I found the functions name in C sources files exclude *.o and exclude *.swp and exclude (not regular file) and exclude dir output with this command:

find .  \( ! -path "./output/*" \) -a \( -type f \) -a \( ! -name '*.o' \) -a \( ! -name '*.swp' \) | xargs grep -n soc_attach

-prune definitely works and is the best answer because it prevents descending into the dir that you want to exclude. -not -path which still searches the excluded dir, it just doesn't print the result, which could be an issue if the excluded dir is mounted network volume or you don't permissions.

The tricky part is that find is very particular about the order of the arguments, so if you don't get them just right, your command may not work. The order of arguments is generally as such:

find {path} {options} {action}

{path}: Put all the path related arguments first, like . -path './dir1' -prune -o

{options}: I have the most success when putting -name, -iname, etc as the last option in this group. E.g. -type f -iname '*.js'

{action}: You'll want to add -print when using -prune

Here's a working example:

# setup test
mkdir dir1 dir2 dir3
touch dir1/file.txt; touch dir1/file.js
touch dir2/file.txt; touch dir2/file.js
touch dir3/file.txt; touch dir3/file.js

# search for *.js, exclude dir1
find . -path './dir1' -prune -o -type f -iname '*.js' -print

# search for *.js, exclude dir1 and dir2
find . \( -path './dir1' -o -path './dir2' \) -prune -o -type f -iname '*.js' -print

Use the -prune option. So, something like:

find . -type d -name proc -prune -o -name '*.js'

The '-type d -name proc -prune' only look for directories named proc to exclude.
The '-o' is an 'OR' operator.


There are plenty of good answers, it just took me some time to understand what each element of the command was for and the logic behind it.

find . -path ./misc -prune -o -name '*.txt' -print

find will start finding files and directories in the current directory, hence the find ..

The -o option stands for a logical OR and separates the two parts of the command :

[ -path ./misc -prune ] OR [ -name '*.txt' -print ]

Any directory or file that is not the ./misc directory will not pass the first test -path ./misc. But they will be tested against the second expression. If their name corresponds to the pattern *.txt they get printed, because of the -print option.
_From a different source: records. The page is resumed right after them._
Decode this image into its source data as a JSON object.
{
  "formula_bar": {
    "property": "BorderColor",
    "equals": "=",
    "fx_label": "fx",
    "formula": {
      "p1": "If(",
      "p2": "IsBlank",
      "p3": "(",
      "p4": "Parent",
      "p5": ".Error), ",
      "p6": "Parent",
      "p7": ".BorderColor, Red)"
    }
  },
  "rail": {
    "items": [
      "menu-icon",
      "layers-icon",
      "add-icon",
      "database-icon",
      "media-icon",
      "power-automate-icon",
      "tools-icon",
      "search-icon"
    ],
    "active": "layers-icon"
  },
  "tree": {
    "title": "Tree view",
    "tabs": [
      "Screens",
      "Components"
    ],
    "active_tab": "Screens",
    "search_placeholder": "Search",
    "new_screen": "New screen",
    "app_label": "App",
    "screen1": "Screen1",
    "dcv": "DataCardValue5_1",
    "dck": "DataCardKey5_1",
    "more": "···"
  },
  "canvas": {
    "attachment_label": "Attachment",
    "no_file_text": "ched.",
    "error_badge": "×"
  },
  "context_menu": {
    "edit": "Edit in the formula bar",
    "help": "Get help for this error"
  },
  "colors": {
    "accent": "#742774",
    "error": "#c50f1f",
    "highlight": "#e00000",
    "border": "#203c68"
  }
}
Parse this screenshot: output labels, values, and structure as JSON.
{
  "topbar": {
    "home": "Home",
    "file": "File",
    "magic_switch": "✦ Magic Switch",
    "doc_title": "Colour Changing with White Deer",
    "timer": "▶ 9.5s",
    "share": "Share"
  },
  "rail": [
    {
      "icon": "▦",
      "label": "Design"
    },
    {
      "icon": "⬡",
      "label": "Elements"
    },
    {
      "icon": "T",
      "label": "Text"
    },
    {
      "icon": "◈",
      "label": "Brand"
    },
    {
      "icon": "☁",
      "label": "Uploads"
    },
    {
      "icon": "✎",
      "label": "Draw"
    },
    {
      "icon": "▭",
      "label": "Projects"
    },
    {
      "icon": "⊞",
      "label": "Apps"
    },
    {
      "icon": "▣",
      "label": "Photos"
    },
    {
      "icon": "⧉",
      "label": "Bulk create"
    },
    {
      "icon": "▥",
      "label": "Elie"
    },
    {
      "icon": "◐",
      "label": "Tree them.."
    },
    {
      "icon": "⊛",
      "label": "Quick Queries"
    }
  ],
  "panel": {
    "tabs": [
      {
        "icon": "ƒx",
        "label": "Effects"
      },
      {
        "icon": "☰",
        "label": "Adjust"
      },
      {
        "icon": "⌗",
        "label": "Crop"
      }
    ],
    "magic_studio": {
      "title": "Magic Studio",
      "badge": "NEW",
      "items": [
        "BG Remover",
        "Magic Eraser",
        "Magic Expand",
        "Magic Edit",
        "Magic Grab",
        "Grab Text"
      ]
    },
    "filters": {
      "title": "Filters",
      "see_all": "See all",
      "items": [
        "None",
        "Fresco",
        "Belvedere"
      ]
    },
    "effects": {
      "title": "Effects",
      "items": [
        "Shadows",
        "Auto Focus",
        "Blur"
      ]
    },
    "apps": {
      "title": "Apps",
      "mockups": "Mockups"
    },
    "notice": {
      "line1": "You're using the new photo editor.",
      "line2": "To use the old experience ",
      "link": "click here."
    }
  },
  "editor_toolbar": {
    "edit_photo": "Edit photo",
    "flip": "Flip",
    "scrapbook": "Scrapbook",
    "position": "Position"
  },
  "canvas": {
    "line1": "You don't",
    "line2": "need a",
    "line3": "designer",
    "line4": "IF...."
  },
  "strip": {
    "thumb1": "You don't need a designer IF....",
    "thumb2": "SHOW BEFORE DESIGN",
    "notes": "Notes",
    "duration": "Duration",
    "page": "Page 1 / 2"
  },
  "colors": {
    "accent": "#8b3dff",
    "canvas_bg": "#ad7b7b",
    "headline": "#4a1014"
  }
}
When find reaches the ./misc directory, this directory only satisfies the first expression. So the -prune option will be applied to it. It tells the find command to not explore that directory. So any file or directory in ./misc will not even be explored by find, will not be tested against the second part of the expression and will not be printed.
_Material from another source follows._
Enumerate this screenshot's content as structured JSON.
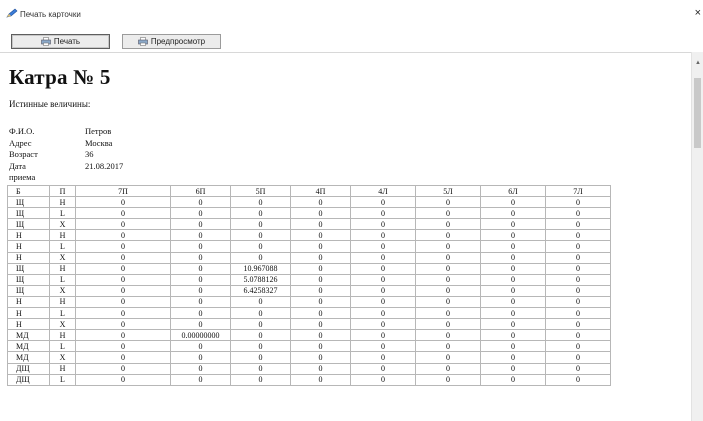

I have found the suggestions on this page and a lot of other pages just do not work on my Mac OS X system. However, I have found a variation which does work for me.

The big idea is to search the Macintosh HD but avoid traversing all the external volumes, which are mostly Time Machine backups, image backups, mounted shares, and archives, but without having to unmount them all, which is often impractical.

Here is my working script, which I have named "findit".

#!/usr/bin/env bash
# inspired by http://stackoverflow.com/questions/4210042/exclude-directory-from-find-command Danile C. Sobral
# using special syntax to avoid traversing. 
# However, logic is refactored because the Sobral version still traverses 
# everything on my system

echo ============================
echo find - from cwd, omitting external volumes
date
echo Enter sudo password if requested
sudo find . -not \( \
-path ./Volumes/Archive -prune -o \
-path ./Volumes/Boot\ OS\ X -prune -o \
-path ./Volumes/C \
-path ./Volumes/Data -prune -o \
-path ./Volumes/jas -prune -o \
-path ./Volumes/Recovery\ HD -prune -o \
-path ./Volumes/Time\ Machine\ Backups -prune -o \
-path ./Volumes/SuperDuper\ Image -prune -o \
-path ./Volumes/userland -prune \
\) -name "$1" -print
date
echo ============================
iMac2:~ jas$

The various paths have to do with external archive volumes, Time Machine, Virtual Machines, other mounted servers, and so on. Some of the volume names have spaces in them.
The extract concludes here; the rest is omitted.